The Ninth Circuit found that the facts in the present case were analogous. First, the Ninth Circuit held that the Plaintiff alleged that the Operator violated his statutory rights, so he is “among the injured.” Second, according to the Ninth Circuit, the interests protected by the statutory rights at issue are sufficiently concrete and particularized that Congress can elevate them. Lujan, 504 U.S. at 578. Like “a company’s interest in marketing its product free from competition,” the Ninth Circuit noted, the Plaintiff’s personal interests in the handling of his credit information are individualized rather than collective. Id. Therefore, the Ninth Circuit held that the alleged violations of the Plaintiff’s statutory rights were sufficient to satisfy the injury-in-fact requirement of Article III.
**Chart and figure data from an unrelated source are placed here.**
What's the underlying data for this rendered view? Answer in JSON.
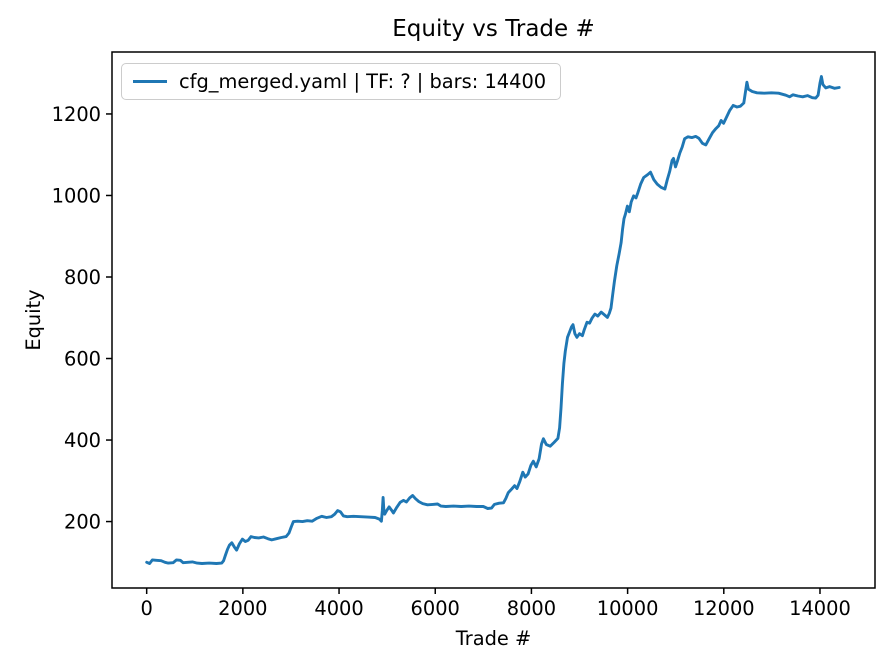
{
  "figure": {
    "title": "Equity vs Trade #",
    "xlabel": "Trade #",
    "ylabel": "Equity",
    "background_color": "#ffffff",
    "spine_color": "#000000",
    "tick_color": "#000000",
    "text_color": "#000000"
  },
  "legend": {
    "label": "cfg_merged.yaml | TF: ? | bars: 14400",
    "line_color": "#1f77b4",
    "border_color": "#cccccc",
    "position": "upper left"
  },
  "chart_data": {
    "type": "line",
    "title": "Equity vs Trade #",
    "xlabel": "Trade #",
    "ylabel": "Equity",
    "grid": false,
    "legend_position": "upper left",
    "x_ticks": [
      0,
      2000,
      4000,
      6000,
      8000,
      10000,
      12000,
      14000
    ],
    "y_ticks": [
      200,
      400,
      600,
      800,
      1000,
      1200
    ],
    "xlim": [
      -721,
      15144
    ],
    "ylim": [
      37,
      1352
    ],
    "series": [
      {
        "name": "cfg_merged.yaml | TF: ? | bars: 14400",
        "color": "#1f77b4",
        "line_width": 2.9,
        "points": [
          [
            0,
            100
          ],
          [
            60,
            97
          ],
          [
            120,
            106
          ],
          [
            200,
            105
          ],
          [
            300,
            104
          ],
          [
            380,
            100
          ],
          [
            450,
            98
          ],
          [
            550,
            99
          ],
          [
            620,
            106
          ],
          [
            700,
            105
          ],
          [
            760,
            99
          ],
          [
            850,
            100
          ],
          [
            950,
            101
          ],
          [
            1050,
            98
          ],
          [
            1150,
            97
          ],
          [
            1300,
            98
          ],
          [
            1450,
            97
          ],
          [
            1560,
            98
          ],
          [
            1600,
            104
          ],
          [
            1640,
            118
          ],
          [
            1680,
            132
          ],
          [
            1720,
            142
          ],
          [
            1770,
            148
          ],
          [
            1820,
            138
          ],
          [
            1870,
            130
          ],
          [
            1930,
            146
          ],
          [
            1990,
            157
          ],
          [
            2050,
            151
          ],
          [
            2110,
            154
          ],
          [
            2170,
            163
          ],
          [
            2240,
            161
          ],
          [
            2330,
            160
          ],
          [
            2430,
            162
          ],
          [
            2520,
            158
          ],
          [
            2600,
            155
          ],
          [
            2700,
            158
          ],
          [
            2800,
            161
          ],
          [
            2900,
            163
          ],
          [
            2960,
            172
          ],
          [
            3010,
            188
          ],
          [
            3050,
            200
          ],
          [
            3140,
            201
          ],
          [
            3240,
            200
          ],
          [
            3340,
            202
          ],
          [
            3440,
            201
          ],
          [
            3540,
            208
          ],
          [
            3640,
            213
          ],
          [
            3740,
            210
          ],
          [
            3840,
            212
          ],
          [
            3910,
            218
          ],
          [
            3970,
            227
          ],
          [
            4030,
            224
          ],
          [
            4090,
            214
          ],
          [
            4170,
            212
          ],
          [
            4300,
            213
          ],
          [
            4450,
            212
          ],
          [
            4600,
            211
          ],
          [
            4750,
            210
          ],
          [
            4840,
            206
          ],
          [
            4880,
            201
          ],
          [
            4900,
            226
          ],
          [
            4915,
            259
          ],
          [
            4930,
            230
          ],
          [
            4950,
            218
          ],
          [
            4990,
            227
          ],
          [
            5040,
            236
          ],
          [
            5090,
            228
          ],
          [
            5130,
            221
          ],
          [
            5200,
            235
          ],
          [
            5270,
            247
          ],
          [
            5340,
            252
          ],
          [
            5400,
            248
          ],
          [
            5470,
            258
          ],
          [
            5530,
            264
          ],
          [
            5590,
            256
          ],
          [
            5660,
            249
          ],
          [
            5740,
            244
          ],
          [
            5840,
            241
          ],
          [
            5950,
            242
          ],
          [
            6050,
            243
          ],
          [
            6120,
            238
          ],
          [
            6220,
            237
          ],
          [
            6380,
            238
          ],
          [
            6540,
            237
          ],
          [
            6700,
            238
          ],
          [
            6860,
            237
          ],
          [
            7000,
            237
          ],
          [
            7090,
            232
          ],
          [
            7170,
            233
          ],
          [
            7230,
            242
          ],
          [
            7330,
            245
          ],
          [
            7420,
            246
          ],
          [
            7470,
            257
          ],
          [
            7520,
            271
          ],
          [
            7590,
            280
          ],
          [
            7650,
            288
          ],
          [
            7700,
            281
          ],
          [
            7760,
            299
          ],
          [
            7820,
            321
          ],
          [
            7870,
            309
          ],
          [
            7930,
            317
          ],
          [
            7990,
            338
          ],
          [
            8040,
            348
          ],
          [
            8100,
            334
          ],
          [
            8160,
            354
          ],
          [
            8210,
            390
          ],
          [
            8250,
            403
          ],
          [
            8310,
            389
          ],
          [
            8390,
            385
          ],
          [
            8470,
            394
          ],
          [
            8550,
            404
          ],
          [
            8585,
            430
          ],
          [
            8615,
            478
          ],
          [
            8645,
            538
          ],
          [
            8675,
            588
          ],
          [
            8705,
            618
          ],
          [
            8750,
            652
          ],
          [
            8795,
            666
          ],
          [
            8835,
            678
          ],
          [
            8865,
            683
          ],
          [
            8905,
            661
          ],
          [
            8945,
            652
          ],
          [
            9000,
            661
          ],
          [
            9060,
            656
          ],
          [
            9100,
            671
          ],
          [
            9155,
            689
          ],
          [
            9210,
            687
          ],
          [
            9260,
            699
          ],
          [
            9320,
            709
          ],
          [
            9380,
            704
          ],
          [
            9450,
            714
          ],
          [
            9520,
            707
          ],
          [
            9580,
            701
          ],
          [
            9620,
            711
          ],
          [
            9655,
            724
          ],
          [
            9690,
            757
          ],
          [
            9725,
            789
          ],
          [
            9775,
            828
          ],
          [
            9825,
            858
          ],
          [
            9865,
            884
          ],
          [
            9895,
            918
          ],
          [
            9925,
            943
          ],
          [
            9955,
            954
          ],
          [
            9995,
            974
          ],
          [
            10035,
            960
          ],
          [
            10075,
            984
          ],
          [
            10125,
            999
          ],
          [
            10175,
            994
          ],
          [
            10215,
            1007
          ],
          [
            10275,
            1029
          ],
          [
            10335,
            1044
          ],
          [
            10415,
            1051
          ],
          [
            10475,
            1057
          ],
          [
            10545,
            1039
          ],
          [
            10615,
            1028
          ],
          [
            10695,
            1020
          ],
          [
            10775,
            1016
          ],
          [
            10825,
            1039
          ],
          [
            10875,
            1059
          ],
          [
            10925,
            1086
          ],
          [
            10955,
            1091
          ],
          [
            10995,
            1070
          ],
          [
            11035,
            1084
          ],
          [
            11085,
            1104
          ],
          [
            11135,
            1119
          ],
          [
            11185,
            1139
          ],
          [
            11255,
            1144
          ],
          [
            11335,
            1142
          ],
          [
            11415,
            1145
          ],
          [
            11485,
            1140
          ],
          [
            11555,
            1128
          ],
          [
            11625,
            1124
          ],
          [
            11695,
            1139
          ],
          [
            11765,
            1154
          ],
          [
            11835,
            1164
          ],
          [
            11895,
            1171
          ],
          [
            11945,
            1184
          ],
          [
            11995,
            1177
          ],
          [
            12065,
            1194
          ],
          [
            12125,
            1209
          ],
          [
            12195,
            1221
          ],
          [
            12275,
            1217
          ],
          [
            12345,
            1219
          ],
          [
            12415,
            1227
          ],
          [
            12455,
            1258
          ],
          [
            12480,
            1278
          ],
          [
            12510,
            1261
          ],
          [
            12590,
            1255
          ],
          [
            12690,
            1252
          ],
          [
            12840,
            1251
          ],
          [
            12990,
            1252
          ],
          [
            13140,
            1251
          ],
          [
            13290,
            1246
          ],
          [
            13370,
            1242
          ],
          [
            13440,
            1247
          ],
          [
            13540,
            1244
          ],
          [
            13640,
            1242
          ],
          [
            13740,
            1245
          ],
          [
            13840,
            1240
          ],
          [
            13910,
            1239
          ],
          [
            13960,
            1246
          ],
          [
            14000,
            1276
          ],
          [
            14030,
            1292
          ],
          [
            14060,
            1272
          ],
          [
            14120,
            1264
          ],
          [
            14200,
            1267
          ],
          [
            14300,
            1263
          ],
          [
            14400,
            1265
          ]
        ]
      }
    ]
  }
}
The Ninth Circuit next examined causation and redressability, which are also required to demonstrate standing. See Laidlaw, 528 U.S. at 180–81. It noted that where statutory rights are asserted, however, cases have described the standing inquiry as boiling down to “essentially” the injury-in-fact prong. See Edwards, 610 F.3d at 517; Fulfillment Servs., 528 F.3d at 618–19. According to the Ninth Circuit, when the injury in fact is the violation of a statutory right that we inferred from the existence of a private cause of action, causation and redressability will usually be satisfied. First, the Ninth Circuit held that there is little doubt that a defendant’s alleged violation of a statutory provision “caused” the violation of a right created by that provision. Second, the Ninth Circuit held that statutes like the FCRA frequently provide for monetary damages, which redress the violation of statutory rights. See Jewel v. Nat’l Sec. Agency, 673 F.3d 902, 912 (9th Cir. 2011). Therefore, the Ninth Circuit concluded that Plaintiff adequately pled causation and redressability.
Accordingly, the Ninth Circuit reversed the district court's ruling and remanded for further proceedings.